WOPR11 was held in San Diego, California on October 23-25, 2008, and was hosted by Intuit. Jude McQuaid and Mike Pearl were the Content Owners.
Attendees
Ross Collard, Dan Downing, Andy Hohenner, Paul Holland, Will Hurley, Curtis Johnson, Jude McQuaid, Ted Neher, Michael Pearl, Jeff Pickett, Eric Proegler, Greg Schmitz, Roland Stens, Nick Wolfe
Theme: Reliability… what can we do?
People involved in developing, testing, and delivering hardware, software, or internet based applications must be able to ensure those solutions meet customer and user expectations… The question that follows – Exactly what are those expectations and how do you ensure they are being met?
WOPR11 will explore the topic of reliability with seasoned professionals, including architects, designers and performance and reliability testers.
The IEEE defines reliability as “The ability of a system or component to perform its required functions under stated conditions for a specified period of time.” Mean Time Between Failure is often described as a measure of reliability. The next question that follows – How is that measure to be used or applied, such that it has meaning?

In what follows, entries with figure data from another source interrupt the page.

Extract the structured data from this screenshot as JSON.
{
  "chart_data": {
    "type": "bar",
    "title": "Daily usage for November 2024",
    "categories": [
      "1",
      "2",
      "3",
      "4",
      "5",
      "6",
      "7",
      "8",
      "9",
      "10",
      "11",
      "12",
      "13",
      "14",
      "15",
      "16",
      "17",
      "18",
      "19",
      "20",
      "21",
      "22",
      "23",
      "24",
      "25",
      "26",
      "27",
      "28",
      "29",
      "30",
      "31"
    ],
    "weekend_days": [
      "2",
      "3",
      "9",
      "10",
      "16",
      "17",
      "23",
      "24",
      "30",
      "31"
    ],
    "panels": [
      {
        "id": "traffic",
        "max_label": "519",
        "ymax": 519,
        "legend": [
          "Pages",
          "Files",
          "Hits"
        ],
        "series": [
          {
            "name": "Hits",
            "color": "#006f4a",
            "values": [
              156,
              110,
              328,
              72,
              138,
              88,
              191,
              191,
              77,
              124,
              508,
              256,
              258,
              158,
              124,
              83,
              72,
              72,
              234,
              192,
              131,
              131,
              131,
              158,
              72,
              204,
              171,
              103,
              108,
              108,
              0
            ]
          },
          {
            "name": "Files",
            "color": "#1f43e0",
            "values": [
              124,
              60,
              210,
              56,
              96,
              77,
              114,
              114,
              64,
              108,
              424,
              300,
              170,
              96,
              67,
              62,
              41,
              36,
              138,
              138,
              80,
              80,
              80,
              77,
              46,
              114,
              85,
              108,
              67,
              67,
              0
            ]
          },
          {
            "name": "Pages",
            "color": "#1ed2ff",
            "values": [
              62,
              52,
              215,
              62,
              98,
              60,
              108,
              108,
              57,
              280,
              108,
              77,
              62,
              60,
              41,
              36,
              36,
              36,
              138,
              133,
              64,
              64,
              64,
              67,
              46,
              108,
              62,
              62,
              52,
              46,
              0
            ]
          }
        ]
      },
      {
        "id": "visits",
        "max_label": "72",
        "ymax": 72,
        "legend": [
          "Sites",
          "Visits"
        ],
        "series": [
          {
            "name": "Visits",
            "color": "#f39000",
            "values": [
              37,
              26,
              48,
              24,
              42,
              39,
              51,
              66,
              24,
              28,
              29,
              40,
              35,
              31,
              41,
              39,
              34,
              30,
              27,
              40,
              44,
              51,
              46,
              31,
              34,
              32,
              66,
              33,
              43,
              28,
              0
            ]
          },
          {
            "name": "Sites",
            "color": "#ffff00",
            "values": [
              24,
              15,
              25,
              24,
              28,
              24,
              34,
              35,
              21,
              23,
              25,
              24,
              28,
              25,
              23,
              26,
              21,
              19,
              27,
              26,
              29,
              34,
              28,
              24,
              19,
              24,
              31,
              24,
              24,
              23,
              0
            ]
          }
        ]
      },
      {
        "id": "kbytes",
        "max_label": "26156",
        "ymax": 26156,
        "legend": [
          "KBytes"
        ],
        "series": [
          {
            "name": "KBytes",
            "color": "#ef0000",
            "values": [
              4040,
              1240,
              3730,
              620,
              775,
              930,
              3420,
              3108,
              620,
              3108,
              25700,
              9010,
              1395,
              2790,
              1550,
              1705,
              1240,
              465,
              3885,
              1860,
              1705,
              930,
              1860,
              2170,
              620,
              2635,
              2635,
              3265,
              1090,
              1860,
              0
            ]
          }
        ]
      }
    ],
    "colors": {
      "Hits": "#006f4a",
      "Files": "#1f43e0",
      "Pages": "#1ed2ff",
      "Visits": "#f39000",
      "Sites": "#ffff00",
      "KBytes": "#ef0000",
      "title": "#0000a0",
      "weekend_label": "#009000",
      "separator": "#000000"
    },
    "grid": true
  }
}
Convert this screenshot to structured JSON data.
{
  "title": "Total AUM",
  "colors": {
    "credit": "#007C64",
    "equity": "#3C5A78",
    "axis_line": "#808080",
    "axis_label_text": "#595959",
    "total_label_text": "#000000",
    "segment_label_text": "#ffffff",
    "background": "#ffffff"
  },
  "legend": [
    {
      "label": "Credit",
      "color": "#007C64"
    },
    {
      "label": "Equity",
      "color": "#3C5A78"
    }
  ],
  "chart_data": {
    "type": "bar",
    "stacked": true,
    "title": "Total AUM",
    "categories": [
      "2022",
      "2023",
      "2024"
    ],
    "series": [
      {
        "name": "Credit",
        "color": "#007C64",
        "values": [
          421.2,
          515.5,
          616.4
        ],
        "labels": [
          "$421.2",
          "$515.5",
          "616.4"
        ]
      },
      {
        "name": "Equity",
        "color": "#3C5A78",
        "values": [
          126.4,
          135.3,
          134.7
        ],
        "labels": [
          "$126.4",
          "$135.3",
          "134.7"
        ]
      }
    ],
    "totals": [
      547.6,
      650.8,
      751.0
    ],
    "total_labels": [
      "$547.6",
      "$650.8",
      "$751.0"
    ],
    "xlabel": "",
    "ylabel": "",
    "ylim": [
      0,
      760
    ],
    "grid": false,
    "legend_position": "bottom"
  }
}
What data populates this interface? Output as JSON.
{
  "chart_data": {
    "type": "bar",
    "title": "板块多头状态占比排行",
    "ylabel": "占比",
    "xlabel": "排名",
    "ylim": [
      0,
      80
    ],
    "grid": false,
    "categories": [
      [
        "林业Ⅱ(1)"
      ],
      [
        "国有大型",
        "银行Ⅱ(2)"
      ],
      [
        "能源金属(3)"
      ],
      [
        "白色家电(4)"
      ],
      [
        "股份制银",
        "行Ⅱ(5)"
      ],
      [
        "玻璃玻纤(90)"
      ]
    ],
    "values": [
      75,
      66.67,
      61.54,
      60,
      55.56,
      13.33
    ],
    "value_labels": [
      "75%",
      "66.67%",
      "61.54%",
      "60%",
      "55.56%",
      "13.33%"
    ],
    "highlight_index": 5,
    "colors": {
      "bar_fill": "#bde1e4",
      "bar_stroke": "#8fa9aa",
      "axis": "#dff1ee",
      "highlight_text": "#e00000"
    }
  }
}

In the space of computing, ‘reliable’ is an adjective often with ambiguous meaning, because the term can be applied in several ways. Nearly every driver in the world has a sense of whether their car is reliable. Factors such as how the motor sounds, the warning-light panel, how well it drove the last trip, even the smell all contribute to the sense of reliability. However, what metrics can be applied to understand just how reliable a car is? More importantly, is it possible to identify metrics applicable to the computing space? We’re looking for people with experience and passion to contribute papers & experience reports based on actual first person experiences that address one or more of the following aspects of reliability…
Requirements – How are they stated? What makes a good reliability requirement?
Modeling – Do you create mathematical models that try to predict reliability? How accurate are the models?
Risk Management – How reliable does a given system need to be? How to identify risks?
Testing – How do we go about testing the reliability of a system?
1.Verification vs. Validation
2.Field Experience – What happened post-ship?
Overall Design – Are there design or test patterns that dramatically improve (or drastically lower!) reliability?
Reliability Engineering in the Real World – how is it applied? Are measures like MTBF and MTTR useful outside of marketing literature? Are there useful alternatives?